Has anyone created a script to find a missing value between the min/max of a dataset? Basically, if a certain column has a min value of 1 and max value of 100, what’s the best way in script to determine if there are any missing values between those with a base of 1.
Nevermind, Google was my friend:
lst = [1, 2, 4, 6, 7, 9, 10]
for x in range(lst[0], lst[-1]+1):
if x not in lst:
print x
Is your list always going to be sorted for you?

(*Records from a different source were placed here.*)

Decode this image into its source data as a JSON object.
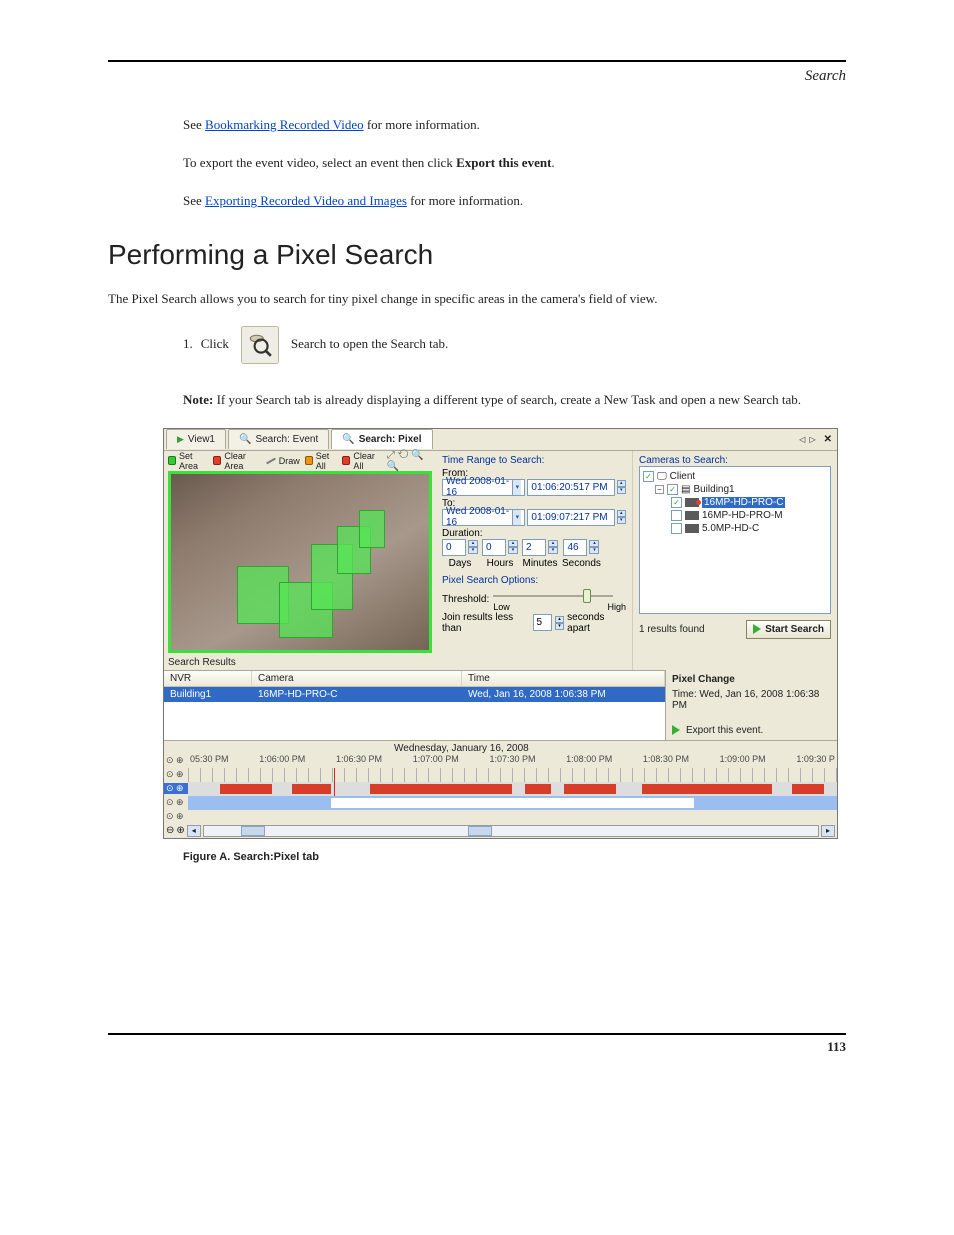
{
  "header": {
    "section": "Search"
  },
  "intro": {
    "line1_pre": "See ",
    "link1": "Bookmarking Recorded Video",
    "line1_post": " for more information.",
    "line2_pre": "To export the event video, select an event then click ",
    "line2_bold": "Export this event",
    "line2_post": ".",
    "line3_pre": "See ",
    "link2": "Exporting Recorded Video and Images",
    "line3_post": " for more information."
  },
  "title": "Performing a Pixel Search",
  "desc": "The Pixel Search allows you to search for tiny pixel change in specific areas in the camera's field of view.",
  "step1_a": "1.",
  "step1_b": "Click ",
  "step1_c": " Search to open the Search tab.",
  "note": {
    "label": "Note:",
    "text": " If your Search tab is already displaying a different type of search, create a New Task and open a new Search tab."
  },
  "shot": {
    "tabs": {
      "view": "View1",
      "event": "Search: Event",
      "pixel": "Search: Pixel"
    },
    "toolbar": {
      "setArea": "Set Area",
      "clearArea": "Clear Area",
      "draw": "Draw",
      "setAll": "Set All",
      "clearAll": "Clear All"
    },
    "searchResultsLabel": "Search Results",
    "time": {
      "title": "Time Range to Search:",
      "from": "From:",
      "fromDate": "Wed 2008-01-16",
      "fromTime": "01:06:20:517  PM",
      "to": "To:",
      "toDate": "Wed 2008-01-16",
      "toTime": "01:09:07:217  PM",
      "duration": "Duration:",
      "days": "0",
      "hours": "0",
      "minutes": "2",
      "seconds": "46",
      "daysL": "Days",
      "hoursL": "Hours",
      "minutesL": "Minutes",
      "secondsL": "Seconds"
    },
    "pix": {
      "title": "Pixel Search Options:",
      "threshold": "Threshold:",
      "low": "Low",
      "high": "High",
      "joinA": "Join results less than",
      "joinVal": "5",
      "joinB": "seconds apart"
    },
    "cams": {
      "title": "Cameras to Search:",
      "client": "Client",
      "building": "Building1",
      "c1": "16MP-HD-PRO-C",
      "c2": "16MP-HD-PRO-M",
      "c3": "5.0MP-HD-C",
      "found": "1 results found",
      "start": "Start Search"
    },
    "res": {
      "h1": "NVR",
      "h2": "Camera",
      "h3": "Time",
      "r1a": "Building1",
      "r1b": "16MP-HD-PRO-C",
      "r1c": "Wed, Jan 16, 2008 1:06:38 PM",
      "pcTitle": "Pixel Change",
      "pcTime": "Time: Wed, Jan 16, 2008 1:06:38 PM",
      "export": "Export this event."
    },
    "tl": {
      "date": "Wednesday, January 16, 2008",
      "t1": "05:30 PM",
      "t2": "1:06:00 PM",
      "t3": "1:06:30 PM",
      "t4": "1:07:00 PM",
      "t5": "1:07:30 PM",
      "t6": "1:08:00 PM",
      "t7": "1:08:30 PM",
      "t8": "1:09:00 PM",
      "t9": "1:09:30 P"
    }
  },
  "figcap": "Figure A. Search:Pixel tab",
  "pagenum": "113"
}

Oh, good point. Maybe, maybe not. Yep, the code I stole won’ t work well unless it’s sorted.
Any reason this approach is unwise?
lst = [4, 1, 2, 6, 7, 9, 10]
sortList = sorted(lst)
for x in range(sortList[0], sortList[-1]+1):
if x not in sortList:
print x
Should be fine unless you have an exceptionally large number of rows.
That’s actually preferable to lst.sort()
because it leaves the original alone. The biggest problem you could encounter here is unexpected types in the column. As long as you’re confident this will always receive integers, then you’re fine. If it ever encounters str
representations (“2”), then you’ll encounter a TypeError.
Thanks guys. I’m confident it will always be integers and the size will be fairly small, most is 200 rows or so.
Using min and max might save you a step. Also, you don’t really need to add one to the upper end of the range because we know the max value of the list already exists. Three possible examples:
lst = [4, 1, 2, 6, 7, 8, 10]
print 'For loop'
for x in range(min(lst), max(lst)):
if x not in lst:
print x
print '---'
print 'List comprehension'
print [x for x in range(min(lst), max(lst)) if x not in lst]
print '---'
print 'Using sets'
print set(range(min(lst), max(lst))) - set(lst)
Output:
For loop
3
5
9
---
List comprehension
[3, 5, 9]
---
Using sets
set([3, 5, 9])
Thanks, I took your advice. I actually didn’t need min() as I always want to start at 1 (which I overlooked), so I ended up doing this…
for x in range(1, max(list)):
It works well. Thanks everyone for your input, much appreciated.